Manfredonia, a fuoco l’auto degli Ispettori ambientali

“Manfredonia è città mafiosa e delinquenziale, anche con collegamenti a livello politico. Chiedo al Ministro dell’Interno, al Prefetto di Foggia e al Procuratore Capo di intervenire per eliminare questo cancro”. E’ questo l’appello carico di rabbia di Giuseppe Marasco, presidente nazionale di Civilis – Ispettori ambientali, all’indomani dell’attentato incendiario, nel quale è andata a fuoco un’autovettura di alcuni volontari. Nel video, pubblicato su Facebook, si vede chiaramente un uomo incappucciato cospargere di benzina l’auto per poi darle fuoco. L’episodio è avvenuto in via delle Cisterne a Manfredonia, intorno alle 22.30 di lunedì 13 gennaio.
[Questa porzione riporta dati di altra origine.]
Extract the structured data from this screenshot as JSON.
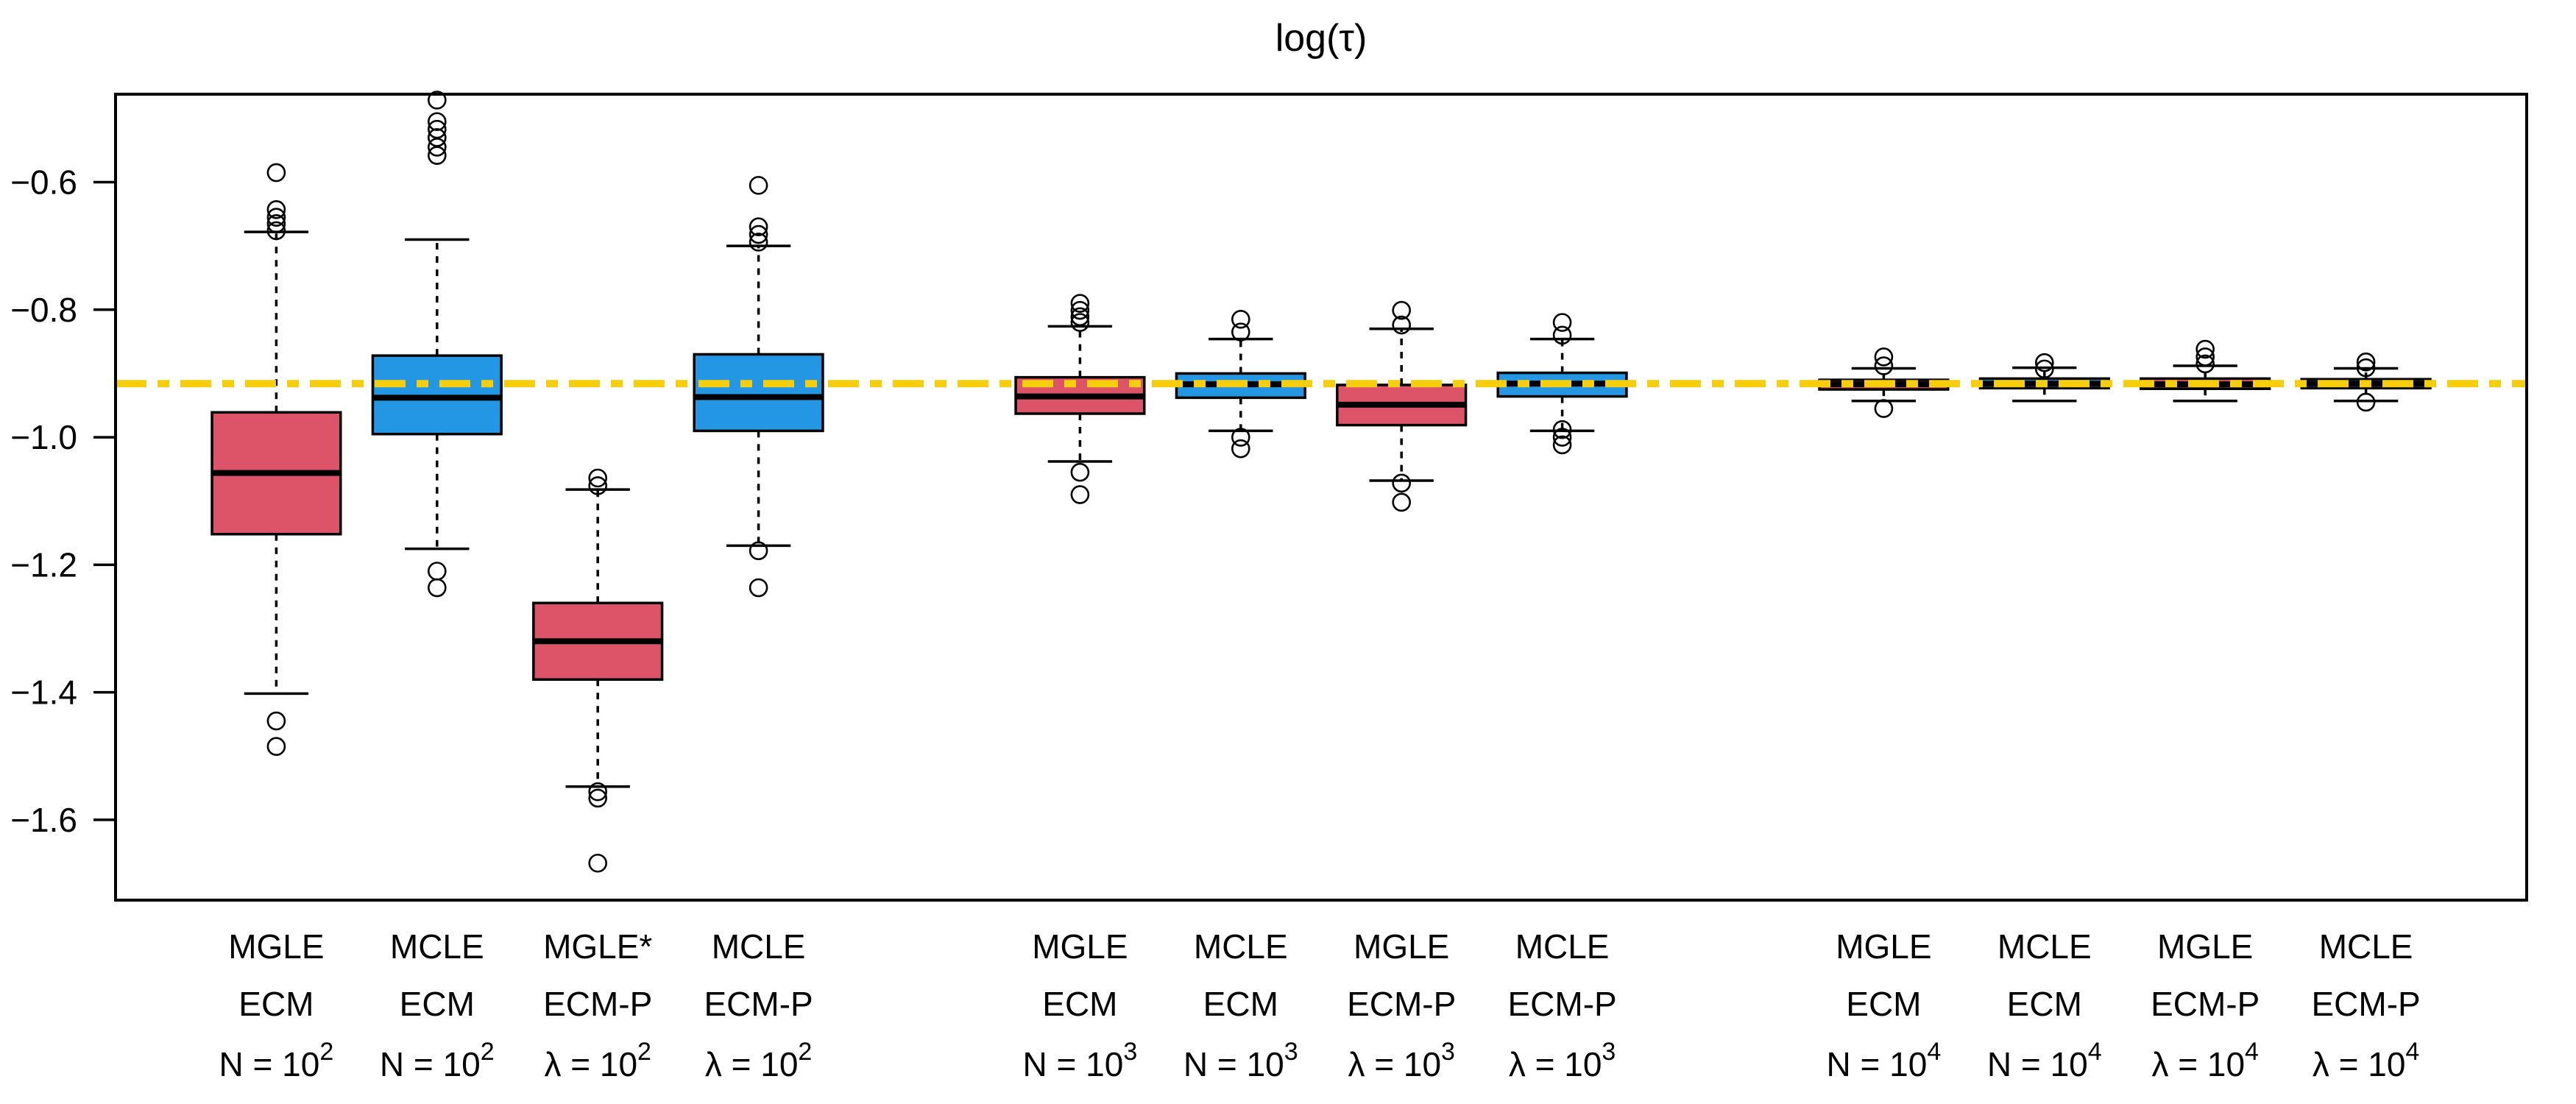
{
  "title": "log(τ)",
  "colors": {
    "mgle_fill": "#DD5468",
    "mcle_fill": "#2397E3",
    "reference_line": "#F6CE0B",
    "axis": "#000000",
    "median": "#000000",
    "background": "#FFFFFF"
  },
  "chart_data": {
    "type": "boxplot",
    "title": "log(τ)",
    "grid": false,
    "legend": false,
    "y_axis": {
      "tick_values": [
        -0.6,
        -0.8,
        -1.0,
        -1.2,
        -1.4,
        -1.6
      ],
      "tick_labels": [
        "−0.6",
        "−0.8",
        "−1.0",
        "−1.2",
        "−1.4",
        "−1.6"
      ],
      "domain": [
        -1.726,
        -0.462
      ]
    },
    "x_axis": {
      "domain": [
        0,
        15
      ],
      "box_half_width_units": 0.4
    },
    "reference_line": {
      "value": -0.916,
      "style": "twodash",
      "color_key": "reference_line"
    },
    "boxes": [
      {
        "position": 1,
        "color_key": "mgle_fill",
        "label_line1": "MGLE",
        "label_line2": "ECM",
        "label_line3_base": "N = 10",
        "label_line3_exp": "2",
        "whisker_low": -1.402,
        "q1": -1.152,
        "median": -1.056,
        "q3": -0.961,
        "whisker_high": -0.678,
        "outliers_high": [
          -0.585,
          -0.643,
          -0.655,
          -0.665,
          -0.676
        ],
        "outliers_low": [
          -1.445,
          -1.485
        ]
      },
      {
        "position": 2,
        "color_key": "mcle_fill",
        "label_line1": "MCLE",
        "label_line2": "ECM",
        "label_line3_base": "N = 10",
        "label_line3_exp": "2",
        "whisker_low": -1.175,
        "q1": -0.995,
        "median": -0.938,
        "q3": -0.872,
        "whisker_high": -0.69,
        "outliers_high": [
          -0.47,
          -0.505,
          -0.517,
          -0.53,
          -0.545,
          -0.558
        ],
        "outliers_low": [
          -1.21,
          -1.236
        ]
      },
      {
        "position": 3,
        "color_key": "mgle_fill",
        "label_line1": "MGLE*",
        "label_line2": "ECM-P",
        "label_line3_base": "λ = 10",
        "label_line3_exp": "2",
        "whisker_low": -1.548,
        "q1": -1.38,
        "median": -1.32,
        "q3": -1.26,
        "whisker_high": -1.082,
        "outliers_high": [
          -1.064,
          -1.076
        ],
        "outliers_low": [
          -1.556,
          -1.566,
          -1.668
        ]
      },
      {
        "position": 4,
        "color_key": "mcle_fill",
        "label_line1": "MCLE",
        "label_line2": "ECM-P",
        "label_line3_base": "λ = 10",
        "label_line3_exp": "2",
        "whisker_low": -1.17,
        "q1": -0.99,
        "median": -0.937,
        "q3": -0.87,
        "whisker_high": -0.7,
        "outliers_high": [
          -0.605,
          -0.67,
          -0.682,
          -0.694
        ],
        "outliers_low": [
          -1.178,
          -1.236
        ]
      },
      {
        "position": 6,
        "color_key": "mgle_fill",
        "label_line1": "MGLE",
        "label_line2": "ECM",
        "label_line3_base": "N = 10",
        "label_line3_exp": "3",
        "whisker_low": -1.038,
        "q1": -0.963,
        "median": -0.936,
        "q3": -0.906,
        "whisker_high": -0.826,
        "outliers_high": [
          -0.79,
          -0.801,
          -0.811,
          -0.82
        ],
        "outliers_low": [
          -1.055,
          -1.09
        ]
      },
      {
        "position": 7,
        "color_key": "mcle_fill",
        "label_line1": "MCLE",
        "label_line2": "ECM",
        "label_line3_base": "N = 10",
        "label_line3_exp": "3",
        "whisker_low": -0.99,
        "q1": -0.938,
        "median": -0.917,
        "q3": -0.9,
        "whisker_high": -0.846,
        "outliers_high": [
          -0.815,
          -0.835
        ],
        "outliers_low": [
          -1.0,
          -1.018
        ]
      },
      {
        "position": 8,
        "color_key": "mgle_fill",
        "label_line1": "MGLE",
        "label_line2": "ECM-P",
        "label_line3_base": "λ = 10",
        "label_line3_exp": "3",
        "whisker_low": -1.068,
        "q1": -0.981,
        "median": -0.949,
        "q3": -0.918,
        "whisker_high": -0.83,
        "outliers_high": [
          -0.801,
          -0.824
        ],
        "outliers_low": [
          -1.072,
          -1.102
        ]
      },
      {
        "position": 9,
        "color_key": "mcle_fill",
        "label_line1": "MCLE",
        "label_line2": "ECM-P",
        "label_line3_base": "λ = 10",
        "label_line3_exp": "3",
        "whisker_low": -0.99,
        "q1": -0.936,
        "median": -0.916,
        "q3": -0.899,
        "whisker_high": -0.846,
        "outliers_high": [
          -0.82,
          -0.84
        ],
        "outliers_low": [
          -0.988,
          -1.0,
          -1.012
        ]
      },
      {
        "position": 11,
        "color_key": "mgle_fill",
        "label_line1": "MGLE",
        "label_line2": "ECM",
        "label_line3_base": "N = 10",
        "label_line3_exp": "4",
        "whisker_low": -0.943,
        "q1": -0.925,
        "median": -0.917,
        "q3": -0.91,
        "whisker_high": -0.892,
        "outliers_high": [
          -0.874,
          -0.888
        ],
        "outliers_low": [
          -0.955
        ]
      },
      {
        "position": 12,
        "color_key": "mcle_fill",
        "label_line1": "MCLE",
        "label_line2": "ECM",
        "label_line3_base": "N = 10",
        "label_line3_exp": "4",
        "whisker_low": -0.943,
        "q1": -0.923,
        "median": -0.916,
        "q3": -0.908,
        "whisker_high": -0.891,
        "outliers_high": [
          -0.883,
          -0.893
        ],
        "outliers_low": []
      },
      {
        "position": 13,
        "color_key": "mgle_fill",
        "label_line1": "MGLE",
        "label_line2": "ECM-P",
        "label_line3_base": "λ = 10",
        "label_line3_exp": "4",
        "whisker_low": -0.943,
        "q1": -0.924,
        "median": -0.917,
        "q3": -0.908,
        "whisker_high": -0.888,
        "outliers_high": [
          -0.862,
          -0.874,
          -0.885
        ],
        "outliers_low": []
      },
      {
        "position": 14,
        "color_key": "mcle_fill",
        "label_line1": "MCLE",
        "label_line2": "ECM-P",
        "label_line3_base": "λ = 10",
        "label_line3_exp": "4",
        "whisker_low": -0.943,
        "q1": -0.923,
        "median": -0.916,
        "q3": -0.909,
        "whisker_high": -0.892,
        "outliers_high": [
          -0.882,
          -0.891
        ],
        "outliers_low": [
          -0.945
        ]
      }
    ]
  }
}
Per spegnere l’incendio sono intervenuti i vigili del fuoco, mentre sulla vicenda indagano i carabinieri. “Si tratta di un attacco alle istituzioni – ha proseguito il presidente Marasco: “Credo nella Giustizia e aspetto che gli investigatori verifichino le immagini della videosorveglianza della nostra sede utili a risalire all’identità del responsabile, anche attraverso altre telecamere nei dintorni”. E intanto, nelle scorse ore a Vieste, in provincia di Foggia, è stata incendiata la saracinesca di un negozio mentre l’11 gennaio, all’indomani della marcia antimafia di Libera, è stata fatta esplodere una bomba contro il negozio della sorella del presidente del Consiglio comunale di Orta Nova, sempre nel Foggiano, la cui auto fu incendiata un mese fa.